I do not ask that question rhetorically, to strike a blow. Today, in all honesty, I cannot say with certainty that the majority of today’s world population would not accept these rapid-fire, endlessly evolving tyrannical impositions meekly, even if their rulers did spell the above truth out for them in the most concrete and unambiguous terms. 

“You will be gradually but irreversibly enslaved by the State over the coming years, until there is nothing significant you may do in your life without the express permission of the State, without proving through various “obedience passes” — which you will be required to carry on your person at all times and produce on demand — that you are eligible to participate in any of the government-sanctioned forms of social life, economic activity, or ordinary public conversation. But, and this is the key, you will be enslaved this way for your own safety. Do you accept these terms?”

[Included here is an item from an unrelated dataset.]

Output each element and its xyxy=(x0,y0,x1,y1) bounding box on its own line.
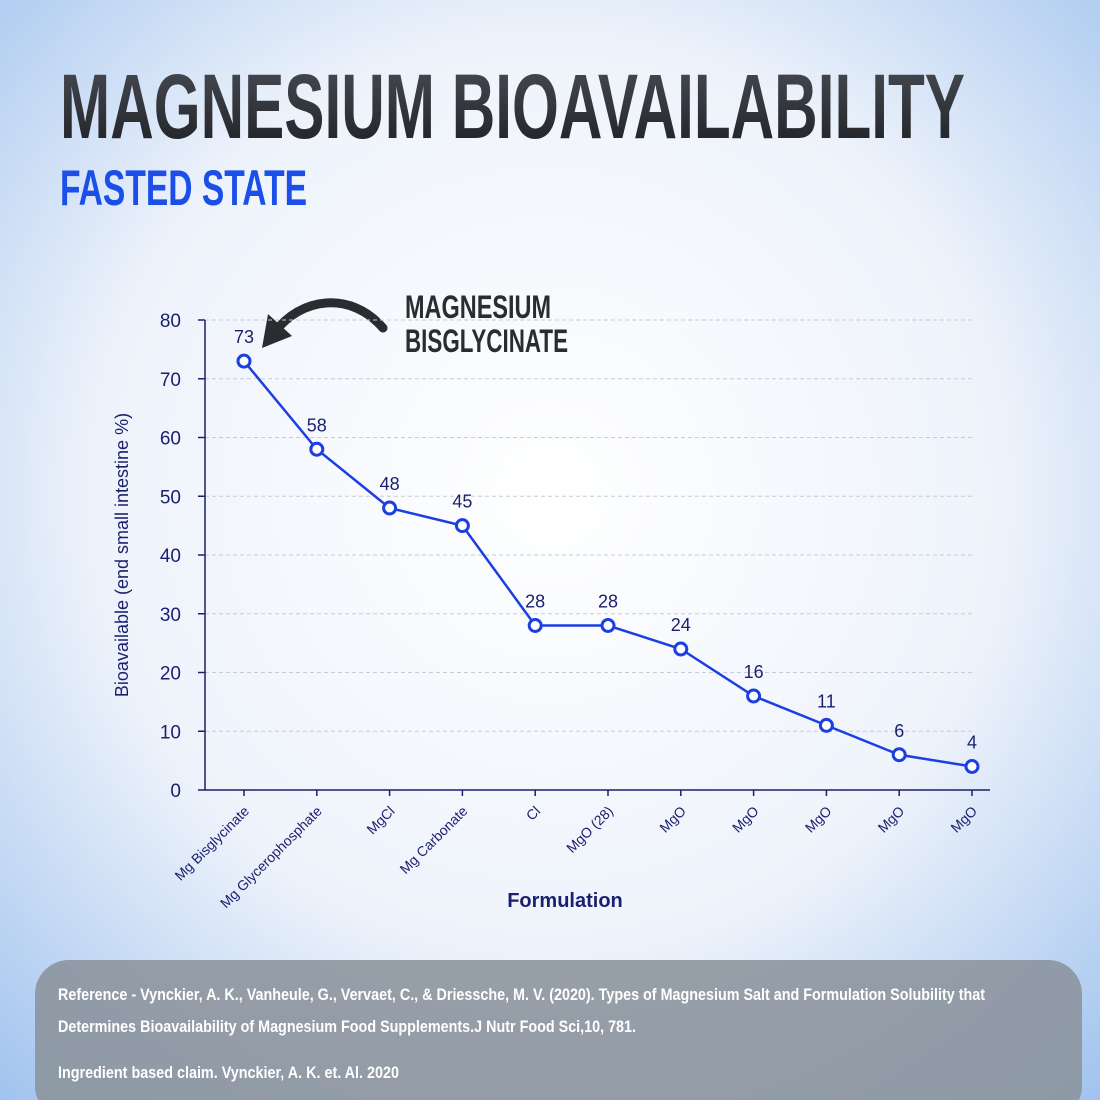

I am certain that many among us would answer “Yes,” without hesitation. Many more would assent after a few troubled nights of sleep. But how many would say “No,” unequivocally, were this question put to them directly on these terms, such as in a referendum? If the past twenty months have established anything, it is that we can no longer have any confidence in our fellow man, with regard to the question of freedom versus tyranny. Several generations lived under conditions of incremental encroachment, mass government schooling, socialized healthcare and collectivized “justice,” continual proximity to totalitarian ideas and apologetics, and the nihilistic materialism which reduces all human concerns to bare survival and physical comfort, have burned away much of what men used to be able to take for granted in their fellow citizens, such as the assumption that we all desire some measure of self-determination and personal responsibility for our individual fates.

No, unfortunately, that can no longer be assumed. Such a desire is now a hothouse flower, a strange remnant of old-fashioned thinking, and increasingly an object of distaste, or even hatred, among the bulk of mankind.